Os Estados Unidos nascem e crescem como uma religião autocentrada em peculiares declinações cristãs. Independentemente da seita ou confissão a que pertençam, os americanos vivem versões estreladas e listradas. Católicos incluídos. Os catolicismos americanos, bastante mundanos, mais conscientes e conflituosos do que nunca, ocupam espaços distintos no rebanho do pastor de Roma. Com e contra as ramificações protestantes predominantes, estabelecidas ou neo-evangélicas, professam o Credo Americano. Religião celebrada na sua época áurea pela nação-Igreja autodenominada ápice da humanidade. Farol da Liberdade, portanto, universal. Autocéfala e ao mesmo tempo católica no sentido etimológico e, portanto, ecuménico da palavra. Como consequência de tantas contradições formidáveis, a crise de identidade da superpotência mundana é ao mesmo tempo própria e mundial.
A Santa Sé, grandioso repositório de cultura e fé, expressão geopolítica da Igreja de Roma e seu órgão supremo de governo no Estado da Cidade do Vaticano, em plena Urbe, nasce, vive e confronta-se com o imperium sine fine em todas as suas ramificações. Os túmulos romanos de Pedro e Paulo, primeiros impulsionadores da evangelização, confirmam a potentior principalitas, a autoridade preeminente do caput mundi em relação aos veneráveis patriarcados originais de Antioquia, Alexandria, Éfeso, Corinto e Tessalónica. A religião dos apóstolos germina sob Tibério na Palestina, expande-se na pars occidentalis da Primeira Roma, delimitada pela instável bipartição estipulada em Brindisi entre António e Otávio quarenta anos antes de Cristo, sanção da heterogeneidade permanente entre Oriente e Ocidente. Depois, baptiza com Constantino a Segunda Roma, ideal-tipo da metrópole de fundação totalmente cristã. Há um milénio que disputa com a ortodoxia da Terceira Roma, coração do império moscovita que se exibe cristão, na utopia de ser reconhecido como terceiro pulmão do Ocidente, com a Europa e a América.

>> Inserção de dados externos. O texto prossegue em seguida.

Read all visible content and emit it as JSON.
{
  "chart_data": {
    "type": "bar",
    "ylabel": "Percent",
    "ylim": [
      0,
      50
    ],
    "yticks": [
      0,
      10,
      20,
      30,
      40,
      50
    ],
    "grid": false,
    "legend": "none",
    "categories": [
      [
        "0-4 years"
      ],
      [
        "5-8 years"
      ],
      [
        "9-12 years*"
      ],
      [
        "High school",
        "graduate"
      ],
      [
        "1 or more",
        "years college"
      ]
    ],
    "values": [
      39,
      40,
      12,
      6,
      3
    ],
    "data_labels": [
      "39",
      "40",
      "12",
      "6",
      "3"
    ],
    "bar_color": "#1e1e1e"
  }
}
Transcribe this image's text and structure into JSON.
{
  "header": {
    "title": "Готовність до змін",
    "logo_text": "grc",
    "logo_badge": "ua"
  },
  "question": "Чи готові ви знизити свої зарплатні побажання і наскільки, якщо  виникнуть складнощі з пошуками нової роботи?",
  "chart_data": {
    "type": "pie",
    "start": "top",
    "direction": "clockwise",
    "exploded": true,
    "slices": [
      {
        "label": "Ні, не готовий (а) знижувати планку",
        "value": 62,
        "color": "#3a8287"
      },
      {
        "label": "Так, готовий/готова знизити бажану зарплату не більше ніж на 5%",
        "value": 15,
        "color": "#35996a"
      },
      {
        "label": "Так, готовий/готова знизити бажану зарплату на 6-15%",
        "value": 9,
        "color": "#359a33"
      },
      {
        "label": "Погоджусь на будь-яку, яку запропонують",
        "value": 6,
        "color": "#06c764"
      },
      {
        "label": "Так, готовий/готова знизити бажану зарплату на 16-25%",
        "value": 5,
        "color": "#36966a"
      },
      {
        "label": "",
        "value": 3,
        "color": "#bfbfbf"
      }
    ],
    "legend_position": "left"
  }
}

E há oitenta anos convive com a primazia terrena da Quarta Roma, eleita por puríssimos pais peregrinos anglo-irlandeses e erigida por ex-colonos britânicos apaixonados pela tradição helenístico-romana, de modo a corresponder em código através de pseudónimos latinos. A Ecclesia permixta descrita por Santo Agostinho, referência de eleição do papa Prevost, onde se misturam trigo e joio, fertilidade e esterilidade, amor e inveja, descobre-se ferida. Os cismas líquidos que a corroem tendem a coagular. A prioridade do pontificado é a costura das rupturas que dilaceram o corpo da Igreja. Sem renegar Francisco, fechar algumas das brechas por ele abertas, distinguindo aquelas que merecem ser preenchidas das perigosas ou precárias, descartáveis. À espera que os posthumos releiam o seu papado, captando alguns traços proféticos demasiado incoerentes com a realidade, não só eclesial, para poder já agir.

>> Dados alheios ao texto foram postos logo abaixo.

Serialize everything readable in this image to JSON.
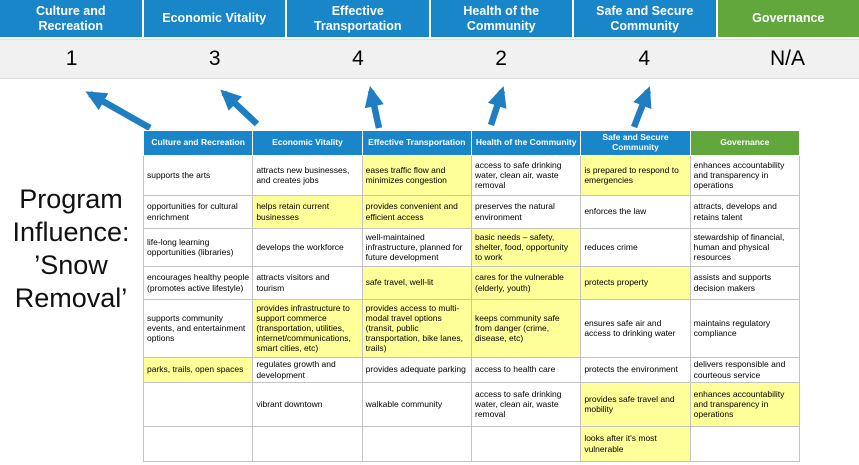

Hoje ressoa o aviso de Bento, mestre do agostinianismo, sobre a necessidade de proteger a missão ad extra do excessivo optimismo sobre a fé como «pressuposto óbvio da vida comum» afirmando que «Não podemos aceitar que o sal se torne insípido e que a luz seja mantida escondida». Mesmo que isso signifique que a Igreja se queira isolar de graça no mundo sem graça? O clero católico divide-se em três. Aqueles que privilegiam a missão, aqueles que privilegiam a instituição e aqueles que navegam entre as duas correntes. A pedra de toque continua a ser o Concílio Vaticano II. Para os primeiros, deve ser desenvolvida a abertura missionária ao povo de Deus, ou seja, à Igreja propriamente dita, juntamente com o impulso ecuménico. Para os segundos, prevalece a defesa da tradição contra a submissão aos sinais dos tempos, que pode induzir à heresia. Sair ad gentes, portanto, contaminar-se para evangelizar, ou entrincheirar-se em nome da fé «pura»?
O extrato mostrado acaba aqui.